Guitarist and singer Big Joe Williams was born in 1903 in Crawford, Mississippi. (No relation to Georgia born big band singer, 'Joe Williams' who sang with Count Basie's Orchestra for several years.) By the time he was in his teens, Big Joe Williams was on the road travelling the southern USA states playing street corners, juke joints, parties and and lumbar camps, and this was the pattern of most of his life. Before he was twenty years old he had joined the Birmingham Jug Band, and was with them when they recorded for the Okeh label in 1930. Although he was a traveller by nature, he spent quite a lot of time in St Louis where he became a close friend of Bessie Smith. It was in St Louis that Williams met Lester Melrose and he accompanied Melrose to Chicago in 1935 to record. He  recorded six tracks at that session including his most famous song, "Baby, Please Don't Go", and also "49 Highway". He continued to work with Melrose until 1945, producing his classic track "Crawling King Snake" in 1941. During this period he recorded and performed with some of the great contemporary blues artists of the time including  harp player John Lee "Sonny Boy" Williamson, pianist Peetie Wheatstraw Robert Nighthawk and St. Louis resident Charley Jordan.

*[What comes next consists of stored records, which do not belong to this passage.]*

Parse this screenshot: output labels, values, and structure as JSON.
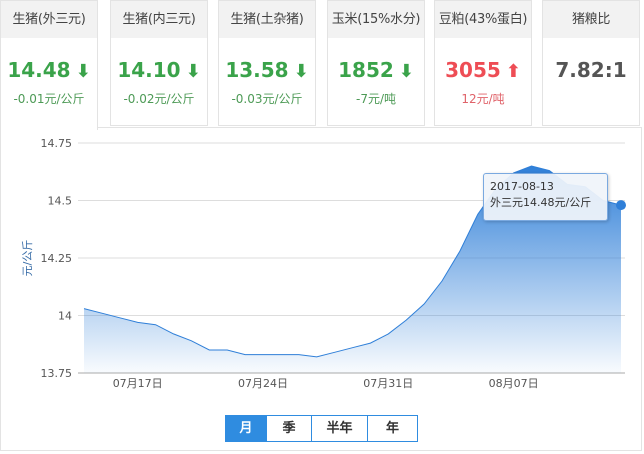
{
  "cards": [
    {
      "title": "生猪(外三元)",
      "value": "14.48",
      "dir": "down",
      "change": "-0.01元/公斤"
    },
    {
      "title": "生猪(内三元)",
      "value": "14.10",
      "dir": "down",
      "change": "-0.02元/公斤"
    },
    {
      "title": "生猪(土杂猪)",
      "value": "13.58",
      "dir": "down",
      "change": "-0.03元/公斤"
    },
    {
      "title": "玉米(15%水分)",
      "value": "1852",
      "dir": "down",
      "change": "-7元/吨"
    },
    {
      "title": "豆粕(43%蛋白)",
      "value": "3055",
      "dir": "up",
      "change": "12元/吨"
    },
    {
      "title": "猪粮比",
      "value": "7.82:1"
    }
  ],
  "arrows": {
    "down": "⬇",
    "up": "⬆"
  },
  "colors": {
    "down": "#3aa34a",
    "up": "#ee4d55",
    "series": "#2f7fd8"
  },
  "chart_data": {
    "type": "area",
    "ylabel": "元/公斤",
    "ylim": [
      13.75,
      14.75
    ],
    "yticks": [
      "14.75",
      "14.5",
      "14.25",
      "14",
      "13.75"
    ],
    "xticks": [
      {
        "date": "2017-07-17",
        "label": "07月17日"
      },
      {
        "date": "2017-07-24",
        "label": "07月24日"
      },
      {
        "date": "2017-07-31",
        "label": "07月31日"
      },
      {
        "date": "2017-08-07",
        "label": "08月07日"
      }
    ],
    "x_start": "2017-07-14",
    "x_end": "2017-08-13",
    "values": [
      14.03,
      14.01,
      13.99,
      13.97,
      13.96,
      13.92,
      13.89,
      13.85,
      13.85,
      13.83,
      13.83,
      13.83,
      13.83,
      13.82,
      13.84,
      13.86,
      13.88,
      13.92,
      13.98,
      14.05,
      14.15,
      14.28,
      14.44,
      14.55,
      14.62,
      14.65,
      14.63,
      14.57,
      14.56,
      14.5,
      14.48
    ],
    "grid": true,
    "tooltip": {
      "date": "2017-08-13",
      "text": "外三元14.48元/公斤"
    }
  },
  "range_buttons": [
    {
      "label": "月",
      "active": true
    },
    {
      "label": "季"
    },
    {
      "label": "半年"
    },
    {
      "label": "年"
    }
  ]
}
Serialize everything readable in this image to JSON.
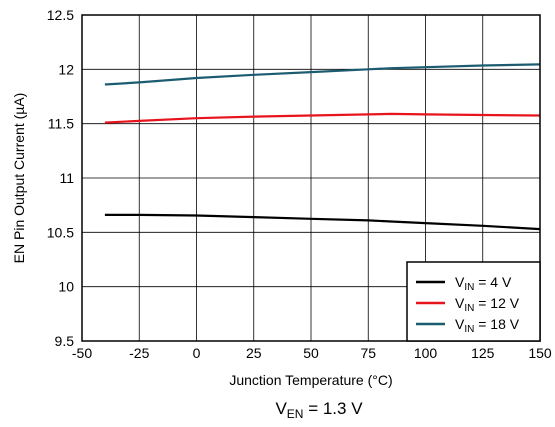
{
  "chart_data": {
    "type": "line",
    "xlabel": "Junction Temperature (°C)",
    "ylabel": "EN Pin Output Current (µA)",
    "caption": {
      "main": "V",
      "sub": "EN",
      "rest": " = 1.3 V"
    },
    "xlim": [
      -50,
      150
    ],
    "ylim": [
      9.5,
      12.5
    ],
    "xticks": [
      "-50",
      "-25",
      "0",
      "25",
      "50",
      "75",
      "100",
      "125",
      "150"
    ],
    "yticks": [
      "9.5",
      "10",
      "10.5",
      "11",
      "11.5",
      "12",
      "12.5"
    ],
    "grid": true,
    "legend_position": "bottom-right",
    "series": [
      {
        "label": {
          "main": "V",
          "sub": "IN",
          "rest": " = 4 V"
        },
        "color": "#000000",
        "x": [
          -40,
          -25,
          0,
          25,
          50,
          75,
          85,
          100,
          125,
          150
        ],
        "y": [
          10.66,
          10.66,
          10.655,
          10.64,
          10.625,
          10.61,
          10.6,
          10.585,
          10.56,
          10.53
        ]
      },
      {
        "label": {
          "main": "V",
          "sub": "IN",
          "rest": " = 12 V"
        },
        "color": "#e8141d",
        "x": [
          -40,
          -25,
          0,
          25,
          50,
          75,
          85,
          100,
          125,
          150
        ],
        "y": [
          11.51,
          11.525,
          11.55,
          11.565,
          11.575,
          11.585,
          11.59,
          11.585,
          11.58,
          11.575
        ]
      },
      {
        "label": {
          "main": "V",
          "sub": "IN",
          "rest": " = 18 V"
        },
        "color": "#1c5c70",
        "x": [
          -40,
          -25,
          0,
          25,
          50,
          75,
          85,
          100,
          125,
          150
        ],
        "y": [
          11.86,
          11.88,
          11.92,
          11.95,
          11.975,
          12.0,
          12.01,
          12.02,
          12.035,
          12.045
        ]
      }
    ]
  }
}
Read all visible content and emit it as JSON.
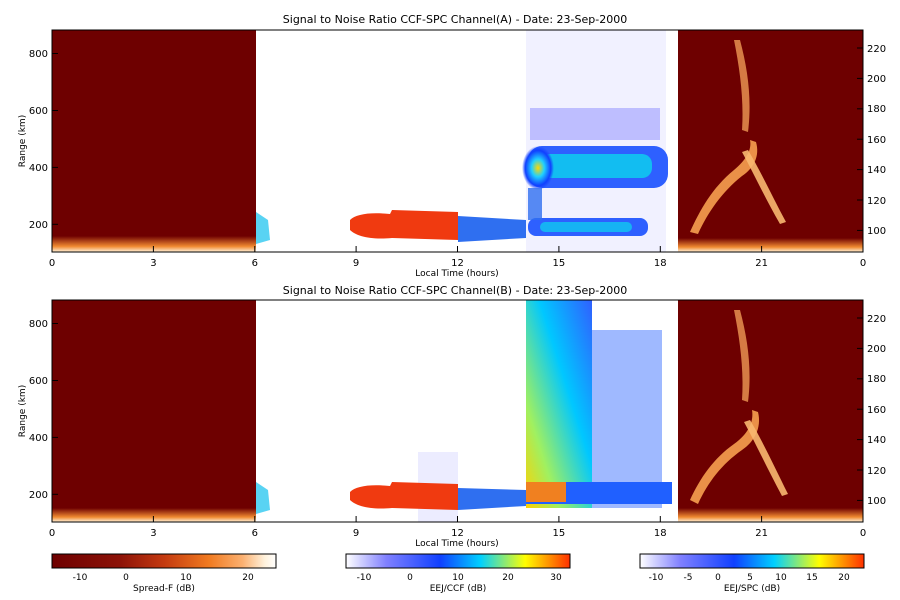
{
  "chart_data": [
    {
      "type": "heatmap",
      "title": "Signal to Noise Ratio CCF-SPC Channel(A) - Date: 23-Sep-2000",
      "xlabel": "Local Time (hours)",
      "ylabel": "Range (km)",
      "x_ticks": [
        "0",
        "3",
        "6",
        "9",
        "12",
        "15",
        "18",
        "21",
        "0"
      ],
      "y_ticks": [
        200,
        400,
        600,
        800
      ],
      "y2_ticks": [
        100,
        120,
        140,
        160,
        180,
        200,
        220
      ],
      "xlim": [
        0,
        24
      ],
      "ylim": [
        100,
        880
      ],
      "y2lim": [
        86,
        232
      ],
      "segments": [
        {
          "x": [
            0,
            6
          ],
          "scale": "Spread-F"
        },
        {
          "x": [
            6,
            14
          ],
          "scale": "EEJ/CCF"
        },
        {
          "x": [
            14,
            18.6
          ],
          "scale": "EEJ/SPC"
        },
        {
          "x": [
            18.6,
            24
          ],
          "scale": "Spread-F"
        }
      ]
    },
    {
      "type": "heatmap",
      "title": "Signal to Noise Ratio CCF-SPC Channel(B) - Date: 23-Sep-2000",
      "xlabel": "Local Time (hours)",
      "ylabel": "Range (km)",
      "x_ticks": [
        "0",
        "3",
        "6",
        "9",
        "12",
        "15",
        "18",
        "21",
        "0"
      ],
      "y_ticks": [
        200,
        400,
        600,
        800
      ],
      "y2_ticks": [
        100,
        120,
        140,
        160,
        180,
        200,
        220
      ],
      "xlim": [
        0,
        24
      ],
      "ylim": [
        100,
        880
      ],
      "y2lim": [
        86,
        232
      ],
      "segments": [
        {
          "x": [
            0,
            6
          ],
          "scale": "Spread-F"
        },
        {
          "x": [
            6,
            14
          ],
          "scale": "EEJ/CCF"
        },
        {
          "x": [
            14,
            18.6
          ],
          "scale": "EEJ/SPC"
        },
        {
          "x": [
            18.6,
            24
          ],
          "scale": "Spread-F"
        }
      ]
    }
  ],
  "colorbars": [
    {
      "label": "Spread-F (dB)",
      "ticks": [
        "-10",
        "0",
        "10",
        "20"
      ],
      "range": [
        -15,
        25
      ],
      "colors": [
        "#6e0000",
        "#8c1208",
        "#c43a10",
        "#f07a20",
        "#fbb070",
        "#fff2dc",
        "#ffffff"
      ]
    },
    {
      "label": "EEJ/CCF (dB)",
      "ticks": [
        "-10",
        "0",
        "10",
        "20",
        "30"
      ],
      "range": [
        -15,
        32
      ],
      "colors": [
        "#ffffff",
        "#8080ff",
        "#1040ff",
        "#00d0ff",
        "#ffff00",
        "#ff3000"
      ]
    },
    {
      "label": "EEJ/SPC (dB)",
      "ticks": [
        "-10",
        "-5",
        "0",
        "5",
        "10",
        "15",
        "20"
      ],
      "range": [
        -14,
        22
      ],
      "colors": [
        "#ffffff",
        "#8080ff",
        "#1040ff",
        "#00d0ff",
        "#ffff00",
        "#ff3000"
      ]
    }
  ],
  "colors": {
    "spread_background": "#6e0000",
    "axis": "#000000"
  }
}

Williams approach to guitar playing was very influenced by Charlie Patton and he played his unusual 9 string guitar almost like a drum to intensify the rhythmic effect, accompanied by his fierce, almost aggressive singing. With the downturn of interest in rural blues during the late 1940's and 1950's,Williams career petered off at that time and he returned to his itinerant lifestyle. The revival of interest in the 1960's brought Williams back to the studio, recording for Victoria Spivey's label Spivey Records. He also enjoyed success on the student and folk festival circuit, and he toured Europe twice, in 1968 and in 1972. One of the greats, he died in Georgia in 1982, aged 79, and was inducted into the Blues Foundation's Hall of Fame in 1992.